USFL attorney Harvey Myerson had presented those claims with considerable flair (SI, July 7), but the jurors found legal heft in the quiet, solid rebuttal by Rothman and colleague Robert Fiske. The stakes were high. Had the USFL won full damages, several NFL teams would have faced financial peril. "This was the biggest threat we'd ever faced," said Bengals owner and general manager Paul Brown. "While I felt all along that we were in the right, I didn't have that much faith in what the jury might decide."
But as things turned out, it was the USFL that found itself deeper than ever in financial trouble. "Was that a jury or a bleeping circus?" thundered former USFL wide receiver Nolan Franz, now a member of the NFL's Green Bay Packers, who had hoped to recover back pay he says is owed him by the defunct Boston- New Orleans-Portland Breakers. "My 35,000 bucks just went down the tubes." Current USFL players, some 300 of whom had already received either 30% of their 1986 salaries or $10,000, expressed concern about their future, while NFL players, agents and union leaders feared the loss of bargaining leverage.

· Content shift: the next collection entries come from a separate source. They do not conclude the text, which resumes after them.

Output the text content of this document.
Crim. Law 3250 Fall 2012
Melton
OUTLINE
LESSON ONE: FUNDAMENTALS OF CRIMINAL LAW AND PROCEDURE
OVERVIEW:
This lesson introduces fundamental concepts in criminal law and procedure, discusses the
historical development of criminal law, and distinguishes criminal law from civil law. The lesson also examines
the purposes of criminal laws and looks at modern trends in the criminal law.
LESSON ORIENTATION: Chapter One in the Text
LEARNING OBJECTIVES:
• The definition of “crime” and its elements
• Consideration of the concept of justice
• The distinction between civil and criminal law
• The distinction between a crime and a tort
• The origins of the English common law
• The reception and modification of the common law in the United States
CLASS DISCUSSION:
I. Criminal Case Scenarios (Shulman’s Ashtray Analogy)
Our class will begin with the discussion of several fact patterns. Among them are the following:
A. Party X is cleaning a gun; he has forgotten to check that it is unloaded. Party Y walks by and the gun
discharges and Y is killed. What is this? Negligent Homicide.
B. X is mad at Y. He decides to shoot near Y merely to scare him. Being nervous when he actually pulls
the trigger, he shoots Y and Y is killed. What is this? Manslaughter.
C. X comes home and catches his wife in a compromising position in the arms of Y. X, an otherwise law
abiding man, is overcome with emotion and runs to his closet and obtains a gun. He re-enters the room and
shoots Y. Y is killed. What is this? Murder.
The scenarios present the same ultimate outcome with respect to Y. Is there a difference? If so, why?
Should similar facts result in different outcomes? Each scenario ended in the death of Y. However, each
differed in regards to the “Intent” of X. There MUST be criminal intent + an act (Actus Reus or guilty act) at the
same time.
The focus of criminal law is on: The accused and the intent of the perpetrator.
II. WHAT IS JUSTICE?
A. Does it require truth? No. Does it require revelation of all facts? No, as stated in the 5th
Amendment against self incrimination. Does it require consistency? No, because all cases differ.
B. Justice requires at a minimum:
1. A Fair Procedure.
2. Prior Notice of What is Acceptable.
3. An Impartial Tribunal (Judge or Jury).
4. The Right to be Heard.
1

The verdict raised both practical and philosophical questions. Why, for example, was the NFL, although a monopoly controlling more than 90% of pro football's revenues, allowed to get off so lightly? "Everyone knows the NFL is a monopoly," said Tacoma, Wash., attorney Albert Malanca, an antitrust authority. "It's as blatant as the nose on your face.... The thing is, how was anyone hurt by them?" In this case the jury determined—after 31 hours of stormy deliberation—that the NFL monopoly had not significantly injured the USFL.
The jury left unclear exactly what the NFL had done wrong. On eight specific antitrust and common-law claims (foremost among them a charge that the league had monopolized pro football's television market), the jurors absolved the NFL. As a result, NFL attorneys will ask Judge Peter K. Leisure to overturn the jury's general finding that the league did "willfully acquire or maintain monopoly power" in the market of pro football. "If we're not monopolizing the [specific] parts of the business, then what are we a monopoly of?" asked Rozelle.
The NFL contended throughout the trial that it is a "natural" monopoly that achieved its dominant position because of sound management and the unique nature of the pro sports industry, in which one league usually wins out. But it is arguable whether the NFL's monopoly is either natural or desirable. In fact, the NFL was able to strengthen its competitive position at least partially because of limited antitrust exemptions approved over the years by Congress. Currently, for example, the NFL enjoys an antitrust exemption that allows it to negotiate broadcast rights for all 28 of its teams, which then share equally in the television revenue, accounting for 60% of the league's income. As Stephen Ross, a former antitrust lawyer with the U.S. Justice Department and now a law professor at the University of Illinois, points out, this hurts fans by removing most of the financial incentive for owners to try to improve losing teams—why bother, if you receive as much money for going 0-16 as for winning the Super Bowl?
Ross says that revenue sharing makes the NFL less willing to expand to appealing markets like Phoenix, because "that would only mean a smaller piece of pie for everyone at the trough." Instead NFL teams, sometimes with league acquiescence, shamelessly play cities off against one another to get costly new stadiums built or existing ones improved at taxpayer expense. Tennessee Senator Albert Gore, who wants a franchise in Memphis, says the NFL has created "an artificial scarcity" of teams. He asked the Justice Department to look into the league's "monopolistic behavior."